Amnuay Pittaya, a private school in Huay Kwang district, and the Satit Chula Demonstration School in Pathumwan district will also cancel classes today and tomorrow.
Patt Preechapanich, the parent of a St Dominic student, commended the school for its decision, saying her son has developed a rash and nasal congestion from the pollution and cannot practise football.
“But school closures will only solve the problem partially. We need to see if the government will take more meaningful measures,” she told the Bangkok Post over the phone.
However, since not all schools in Bangkok are closing, many students will still have to inhale bad air.
Dawee Chaikere, a TV journalist and mother of three, said her two young boys still have to attend school. Furthermore their only protection is for them to wear masks.
“But my boys can’t wear masks for too long and pull them off after a while,” she said.
Face masks for children not a solution
Kanokporn Natee, the mother of an eight-year-old student at Bangkok Christian College, an all-boys school on Sathon Road, said that even though the school is not closing, she is confident the children are well taken care of.
“The school has a system of ensuring that students wear masks at all times and that all activities are held indoors. The school has also been spraying water to keep dust levels down and is planting trees,” she said.
While many students are delighted with the option of staying home, parents are asking if the decision to close schools is good for their children’s education.
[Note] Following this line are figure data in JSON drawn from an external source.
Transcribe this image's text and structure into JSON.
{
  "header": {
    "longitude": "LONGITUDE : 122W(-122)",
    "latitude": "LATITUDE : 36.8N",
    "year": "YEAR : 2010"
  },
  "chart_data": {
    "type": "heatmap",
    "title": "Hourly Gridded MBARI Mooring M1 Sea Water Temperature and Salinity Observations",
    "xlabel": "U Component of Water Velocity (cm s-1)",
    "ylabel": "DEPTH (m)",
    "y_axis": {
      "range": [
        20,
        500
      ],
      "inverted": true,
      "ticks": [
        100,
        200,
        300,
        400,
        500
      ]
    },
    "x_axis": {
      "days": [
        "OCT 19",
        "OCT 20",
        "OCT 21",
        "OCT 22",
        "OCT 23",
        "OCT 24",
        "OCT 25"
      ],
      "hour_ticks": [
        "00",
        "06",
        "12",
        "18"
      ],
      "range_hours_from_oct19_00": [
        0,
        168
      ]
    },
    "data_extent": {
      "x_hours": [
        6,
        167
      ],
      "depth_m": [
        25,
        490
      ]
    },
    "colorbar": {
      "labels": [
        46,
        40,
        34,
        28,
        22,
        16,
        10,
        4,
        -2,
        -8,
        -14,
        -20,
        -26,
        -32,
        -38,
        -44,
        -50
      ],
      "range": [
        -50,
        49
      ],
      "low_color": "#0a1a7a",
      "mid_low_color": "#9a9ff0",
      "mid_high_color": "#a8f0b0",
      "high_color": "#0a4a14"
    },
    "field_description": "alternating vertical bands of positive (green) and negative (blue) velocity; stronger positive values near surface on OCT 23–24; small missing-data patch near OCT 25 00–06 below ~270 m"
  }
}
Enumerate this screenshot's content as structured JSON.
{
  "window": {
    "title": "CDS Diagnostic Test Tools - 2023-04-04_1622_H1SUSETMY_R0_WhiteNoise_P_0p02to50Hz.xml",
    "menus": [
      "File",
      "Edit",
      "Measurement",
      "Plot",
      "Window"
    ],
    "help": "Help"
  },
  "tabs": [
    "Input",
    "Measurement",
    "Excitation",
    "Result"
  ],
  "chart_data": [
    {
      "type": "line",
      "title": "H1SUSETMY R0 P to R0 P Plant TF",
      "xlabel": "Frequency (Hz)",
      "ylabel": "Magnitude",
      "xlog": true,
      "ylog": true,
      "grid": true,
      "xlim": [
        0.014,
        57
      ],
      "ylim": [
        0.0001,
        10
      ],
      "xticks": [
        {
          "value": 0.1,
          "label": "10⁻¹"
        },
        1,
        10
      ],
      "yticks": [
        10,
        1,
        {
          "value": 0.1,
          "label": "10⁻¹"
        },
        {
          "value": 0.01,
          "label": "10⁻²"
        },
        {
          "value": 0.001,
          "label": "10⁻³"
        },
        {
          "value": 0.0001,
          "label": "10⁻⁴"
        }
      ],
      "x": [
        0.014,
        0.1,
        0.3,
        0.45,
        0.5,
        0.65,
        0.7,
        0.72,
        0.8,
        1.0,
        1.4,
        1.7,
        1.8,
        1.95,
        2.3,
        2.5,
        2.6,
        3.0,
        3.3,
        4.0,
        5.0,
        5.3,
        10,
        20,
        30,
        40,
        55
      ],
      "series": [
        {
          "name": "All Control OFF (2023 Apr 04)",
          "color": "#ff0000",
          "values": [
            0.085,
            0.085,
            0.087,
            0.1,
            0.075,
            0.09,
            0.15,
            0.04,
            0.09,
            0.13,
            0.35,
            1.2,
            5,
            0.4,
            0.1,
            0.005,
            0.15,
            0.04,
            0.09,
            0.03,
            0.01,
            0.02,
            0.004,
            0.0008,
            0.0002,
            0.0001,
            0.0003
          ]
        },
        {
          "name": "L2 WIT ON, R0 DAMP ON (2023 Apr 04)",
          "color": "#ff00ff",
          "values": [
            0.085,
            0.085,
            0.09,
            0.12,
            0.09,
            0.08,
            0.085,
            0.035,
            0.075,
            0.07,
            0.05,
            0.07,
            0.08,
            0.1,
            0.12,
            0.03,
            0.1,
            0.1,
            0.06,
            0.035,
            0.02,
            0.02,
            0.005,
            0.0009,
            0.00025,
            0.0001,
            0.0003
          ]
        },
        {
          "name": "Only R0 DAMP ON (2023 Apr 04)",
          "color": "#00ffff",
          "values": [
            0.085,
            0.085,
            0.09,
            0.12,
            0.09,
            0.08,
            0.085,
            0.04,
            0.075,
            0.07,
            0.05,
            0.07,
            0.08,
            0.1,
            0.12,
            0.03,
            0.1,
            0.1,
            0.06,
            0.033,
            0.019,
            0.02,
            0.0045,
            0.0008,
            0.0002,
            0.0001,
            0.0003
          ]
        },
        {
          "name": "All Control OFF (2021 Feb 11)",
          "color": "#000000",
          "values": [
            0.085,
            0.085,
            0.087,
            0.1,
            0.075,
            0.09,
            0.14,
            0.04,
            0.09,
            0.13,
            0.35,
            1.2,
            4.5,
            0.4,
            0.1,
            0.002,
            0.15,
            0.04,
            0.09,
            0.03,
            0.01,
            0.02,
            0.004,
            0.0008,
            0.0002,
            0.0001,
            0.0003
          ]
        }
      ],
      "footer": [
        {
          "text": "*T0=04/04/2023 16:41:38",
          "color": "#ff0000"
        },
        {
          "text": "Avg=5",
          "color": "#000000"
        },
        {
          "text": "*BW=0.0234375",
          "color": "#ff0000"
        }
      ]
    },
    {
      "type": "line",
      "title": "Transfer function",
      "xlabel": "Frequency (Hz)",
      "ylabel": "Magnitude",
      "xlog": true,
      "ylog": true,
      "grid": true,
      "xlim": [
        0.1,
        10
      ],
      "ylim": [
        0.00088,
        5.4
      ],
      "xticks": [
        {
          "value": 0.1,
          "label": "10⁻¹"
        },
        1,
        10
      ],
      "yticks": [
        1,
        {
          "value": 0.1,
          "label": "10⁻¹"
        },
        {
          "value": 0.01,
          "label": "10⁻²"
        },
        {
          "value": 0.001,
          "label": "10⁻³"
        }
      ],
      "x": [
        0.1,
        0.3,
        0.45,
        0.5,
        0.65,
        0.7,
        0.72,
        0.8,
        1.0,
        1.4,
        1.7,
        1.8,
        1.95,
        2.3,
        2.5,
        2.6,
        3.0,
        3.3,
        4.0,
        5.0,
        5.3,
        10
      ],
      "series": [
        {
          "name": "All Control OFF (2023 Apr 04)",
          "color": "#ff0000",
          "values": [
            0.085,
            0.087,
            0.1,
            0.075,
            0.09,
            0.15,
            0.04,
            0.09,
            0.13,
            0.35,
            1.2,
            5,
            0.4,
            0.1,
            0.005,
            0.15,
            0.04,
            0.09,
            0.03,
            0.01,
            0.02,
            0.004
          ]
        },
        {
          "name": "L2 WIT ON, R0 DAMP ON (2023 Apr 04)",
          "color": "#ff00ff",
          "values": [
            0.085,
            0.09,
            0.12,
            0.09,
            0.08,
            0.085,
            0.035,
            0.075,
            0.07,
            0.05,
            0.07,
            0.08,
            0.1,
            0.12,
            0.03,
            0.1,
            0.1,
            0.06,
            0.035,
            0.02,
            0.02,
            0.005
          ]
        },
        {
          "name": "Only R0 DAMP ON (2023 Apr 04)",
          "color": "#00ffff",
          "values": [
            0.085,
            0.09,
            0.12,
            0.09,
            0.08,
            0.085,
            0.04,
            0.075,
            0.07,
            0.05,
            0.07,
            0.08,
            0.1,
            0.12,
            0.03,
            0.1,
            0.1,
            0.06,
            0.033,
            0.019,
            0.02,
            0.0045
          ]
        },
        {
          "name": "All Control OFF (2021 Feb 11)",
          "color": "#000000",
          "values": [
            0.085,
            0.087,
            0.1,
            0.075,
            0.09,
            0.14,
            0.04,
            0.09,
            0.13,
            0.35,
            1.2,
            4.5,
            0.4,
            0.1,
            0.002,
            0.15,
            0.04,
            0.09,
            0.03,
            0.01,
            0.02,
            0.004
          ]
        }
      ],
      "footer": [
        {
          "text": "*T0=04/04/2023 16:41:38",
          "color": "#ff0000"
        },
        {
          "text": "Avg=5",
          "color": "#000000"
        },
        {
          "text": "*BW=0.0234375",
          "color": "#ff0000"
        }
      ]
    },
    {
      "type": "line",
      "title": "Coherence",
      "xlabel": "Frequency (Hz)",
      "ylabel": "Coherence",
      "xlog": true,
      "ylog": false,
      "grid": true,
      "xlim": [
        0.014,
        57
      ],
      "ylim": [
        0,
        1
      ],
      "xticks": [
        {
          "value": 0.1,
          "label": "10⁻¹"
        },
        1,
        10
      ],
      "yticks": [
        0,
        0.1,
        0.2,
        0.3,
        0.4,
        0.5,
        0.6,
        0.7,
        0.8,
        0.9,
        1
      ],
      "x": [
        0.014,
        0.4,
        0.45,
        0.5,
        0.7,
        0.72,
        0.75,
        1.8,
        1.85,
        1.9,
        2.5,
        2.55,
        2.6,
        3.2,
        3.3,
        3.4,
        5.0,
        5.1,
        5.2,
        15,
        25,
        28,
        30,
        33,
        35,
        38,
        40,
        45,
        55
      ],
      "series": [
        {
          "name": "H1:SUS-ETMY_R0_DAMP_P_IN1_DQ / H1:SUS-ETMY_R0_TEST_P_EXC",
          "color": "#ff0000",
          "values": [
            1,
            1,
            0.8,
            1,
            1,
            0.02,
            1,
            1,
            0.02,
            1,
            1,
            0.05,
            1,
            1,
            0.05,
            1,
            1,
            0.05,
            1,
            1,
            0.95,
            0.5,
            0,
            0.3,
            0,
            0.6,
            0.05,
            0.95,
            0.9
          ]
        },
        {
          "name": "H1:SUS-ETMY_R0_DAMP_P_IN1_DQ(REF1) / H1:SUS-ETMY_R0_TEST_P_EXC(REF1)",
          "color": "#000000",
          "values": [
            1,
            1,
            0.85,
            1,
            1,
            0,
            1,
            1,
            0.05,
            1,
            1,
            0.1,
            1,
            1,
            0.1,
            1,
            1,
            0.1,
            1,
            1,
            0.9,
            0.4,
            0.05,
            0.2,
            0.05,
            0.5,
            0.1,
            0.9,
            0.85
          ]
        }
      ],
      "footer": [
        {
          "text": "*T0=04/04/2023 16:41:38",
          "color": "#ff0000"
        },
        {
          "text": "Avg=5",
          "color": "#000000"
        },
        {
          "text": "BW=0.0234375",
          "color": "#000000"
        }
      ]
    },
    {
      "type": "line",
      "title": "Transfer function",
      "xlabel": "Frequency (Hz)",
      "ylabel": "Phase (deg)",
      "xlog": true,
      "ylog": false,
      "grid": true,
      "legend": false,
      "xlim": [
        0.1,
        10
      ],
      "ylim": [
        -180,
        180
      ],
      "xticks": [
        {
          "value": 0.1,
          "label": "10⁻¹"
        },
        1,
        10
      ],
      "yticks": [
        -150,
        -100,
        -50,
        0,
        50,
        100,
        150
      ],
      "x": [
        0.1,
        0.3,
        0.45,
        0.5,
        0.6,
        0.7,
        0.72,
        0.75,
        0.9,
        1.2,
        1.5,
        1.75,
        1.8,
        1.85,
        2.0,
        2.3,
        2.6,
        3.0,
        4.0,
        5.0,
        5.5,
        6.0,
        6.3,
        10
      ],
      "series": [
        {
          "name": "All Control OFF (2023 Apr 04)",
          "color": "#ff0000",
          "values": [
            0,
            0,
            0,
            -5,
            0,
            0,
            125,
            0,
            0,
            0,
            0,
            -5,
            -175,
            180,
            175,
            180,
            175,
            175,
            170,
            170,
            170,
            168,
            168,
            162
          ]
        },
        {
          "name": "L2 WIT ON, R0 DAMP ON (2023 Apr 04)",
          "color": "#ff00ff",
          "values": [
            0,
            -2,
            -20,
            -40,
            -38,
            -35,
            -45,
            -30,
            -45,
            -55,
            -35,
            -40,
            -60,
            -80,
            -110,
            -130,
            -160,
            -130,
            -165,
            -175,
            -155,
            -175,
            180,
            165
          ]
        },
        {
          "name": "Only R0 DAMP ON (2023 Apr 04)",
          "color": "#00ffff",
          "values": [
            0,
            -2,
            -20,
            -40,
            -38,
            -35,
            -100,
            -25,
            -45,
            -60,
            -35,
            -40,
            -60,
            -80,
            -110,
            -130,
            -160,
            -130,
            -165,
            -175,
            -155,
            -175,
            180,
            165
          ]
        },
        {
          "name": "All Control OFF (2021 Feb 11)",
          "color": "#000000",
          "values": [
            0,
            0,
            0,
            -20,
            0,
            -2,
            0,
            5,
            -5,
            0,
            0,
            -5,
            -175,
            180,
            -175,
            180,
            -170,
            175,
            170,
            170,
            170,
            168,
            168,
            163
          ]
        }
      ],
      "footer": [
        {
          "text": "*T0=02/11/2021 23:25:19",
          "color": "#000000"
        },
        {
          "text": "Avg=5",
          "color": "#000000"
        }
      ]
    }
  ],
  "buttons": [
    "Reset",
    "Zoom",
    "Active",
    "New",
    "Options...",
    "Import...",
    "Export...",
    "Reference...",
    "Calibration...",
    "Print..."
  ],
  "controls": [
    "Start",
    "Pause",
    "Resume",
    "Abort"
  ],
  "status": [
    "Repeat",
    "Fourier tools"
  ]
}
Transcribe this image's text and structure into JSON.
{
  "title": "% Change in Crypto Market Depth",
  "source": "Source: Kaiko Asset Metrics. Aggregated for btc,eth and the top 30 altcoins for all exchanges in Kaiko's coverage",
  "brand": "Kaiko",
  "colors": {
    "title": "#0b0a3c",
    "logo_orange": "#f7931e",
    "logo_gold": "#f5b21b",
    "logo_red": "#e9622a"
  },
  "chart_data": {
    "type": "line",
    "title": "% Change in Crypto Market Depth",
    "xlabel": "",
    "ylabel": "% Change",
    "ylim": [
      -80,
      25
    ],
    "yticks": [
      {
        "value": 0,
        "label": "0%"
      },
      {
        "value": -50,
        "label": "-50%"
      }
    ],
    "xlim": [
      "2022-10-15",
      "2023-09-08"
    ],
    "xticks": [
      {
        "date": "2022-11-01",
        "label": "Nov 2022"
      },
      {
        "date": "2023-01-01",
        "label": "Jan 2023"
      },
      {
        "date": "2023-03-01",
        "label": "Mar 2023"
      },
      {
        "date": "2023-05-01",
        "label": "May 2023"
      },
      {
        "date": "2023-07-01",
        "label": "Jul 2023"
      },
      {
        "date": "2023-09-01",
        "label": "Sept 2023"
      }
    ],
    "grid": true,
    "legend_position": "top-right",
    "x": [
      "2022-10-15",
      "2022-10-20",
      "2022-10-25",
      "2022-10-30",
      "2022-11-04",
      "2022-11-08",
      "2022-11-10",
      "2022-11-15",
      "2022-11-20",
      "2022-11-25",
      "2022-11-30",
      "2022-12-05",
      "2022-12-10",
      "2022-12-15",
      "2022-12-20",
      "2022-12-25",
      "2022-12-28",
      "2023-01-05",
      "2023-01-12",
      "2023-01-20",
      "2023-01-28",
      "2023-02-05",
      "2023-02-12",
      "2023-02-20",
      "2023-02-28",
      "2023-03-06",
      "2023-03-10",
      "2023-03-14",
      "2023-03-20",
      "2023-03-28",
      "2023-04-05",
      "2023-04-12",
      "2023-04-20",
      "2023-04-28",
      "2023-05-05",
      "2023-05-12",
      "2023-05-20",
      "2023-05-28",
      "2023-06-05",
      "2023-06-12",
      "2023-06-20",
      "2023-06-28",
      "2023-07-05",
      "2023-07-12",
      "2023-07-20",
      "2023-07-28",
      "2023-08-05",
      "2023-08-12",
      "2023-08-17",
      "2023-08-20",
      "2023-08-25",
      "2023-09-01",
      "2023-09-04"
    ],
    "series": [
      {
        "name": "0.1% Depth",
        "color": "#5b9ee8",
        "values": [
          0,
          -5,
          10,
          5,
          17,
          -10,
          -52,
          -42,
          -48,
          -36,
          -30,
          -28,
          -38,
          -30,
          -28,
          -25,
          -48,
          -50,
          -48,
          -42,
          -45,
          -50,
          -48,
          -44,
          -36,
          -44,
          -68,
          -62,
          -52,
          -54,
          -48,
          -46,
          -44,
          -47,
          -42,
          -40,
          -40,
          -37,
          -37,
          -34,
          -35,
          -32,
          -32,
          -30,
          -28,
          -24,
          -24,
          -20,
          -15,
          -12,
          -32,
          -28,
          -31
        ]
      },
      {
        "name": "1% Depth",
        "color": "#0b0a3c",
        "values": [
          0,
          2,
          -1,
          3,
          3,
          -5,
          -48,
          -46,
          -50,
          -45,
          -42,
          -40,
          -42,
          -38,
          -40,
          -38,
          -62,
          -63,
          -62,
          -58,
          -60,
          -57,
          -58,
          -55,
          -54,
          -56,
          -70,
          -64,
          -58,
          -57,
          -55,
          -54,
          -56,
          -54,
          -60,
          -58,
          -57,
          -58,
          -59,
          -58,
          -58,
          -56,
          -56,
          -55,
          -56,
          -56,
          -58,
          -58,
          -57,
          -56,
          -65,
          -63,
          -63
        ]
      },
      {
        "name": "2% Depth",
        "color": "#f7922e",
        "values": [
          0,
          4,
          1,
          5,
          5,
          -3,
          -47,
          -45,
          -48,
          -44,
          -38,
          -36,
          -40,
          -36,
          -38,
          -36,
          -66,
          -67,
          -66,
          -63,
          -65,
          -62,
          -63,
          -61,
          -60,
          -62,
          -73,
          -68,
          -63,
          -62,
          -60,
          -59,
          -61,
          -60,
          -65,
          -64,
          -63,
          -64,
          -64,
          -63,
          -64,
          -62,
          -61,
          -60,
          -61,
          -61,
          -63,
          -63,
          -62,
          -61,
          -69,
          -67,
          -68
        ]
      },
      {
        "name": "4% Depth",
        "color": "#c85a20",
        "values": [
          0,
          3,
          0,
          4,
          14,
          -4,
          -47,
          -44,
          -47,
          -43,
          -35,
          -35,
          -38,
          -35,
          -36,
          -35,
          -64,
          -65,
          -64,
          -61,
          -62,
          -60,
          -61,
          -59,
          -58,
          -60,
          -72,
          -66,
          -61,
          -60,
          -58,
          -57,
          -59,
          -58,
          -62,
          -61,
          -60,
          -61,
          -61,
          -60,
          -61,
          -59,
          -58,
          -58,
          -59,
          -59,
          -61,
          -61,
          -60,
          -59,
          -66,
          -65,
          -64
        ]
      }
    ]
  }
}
Sophavadee Sankosik, the mother of a 13-year-old girl, also asked if closing schools will really solve the problem.
“The question is: what will we do if the pollution is prolonged for another month? Will we close schools every time the PM2.5 levels exceed safe limits?” she asked.
She said the government should impose long-term measures that solve the problems. Imposing short-term measures such as closing schools every time pollution exceeds safe limits isn’t the answer.
She added that she was waiting for the government to take proper action. Such as banning polluting cars.
“Citizens are waiting for direction and they are ready to cooperate. But what we are lacking is leadership, she said. We are waiting for a leader who dares to make tough decisions, which might upset some.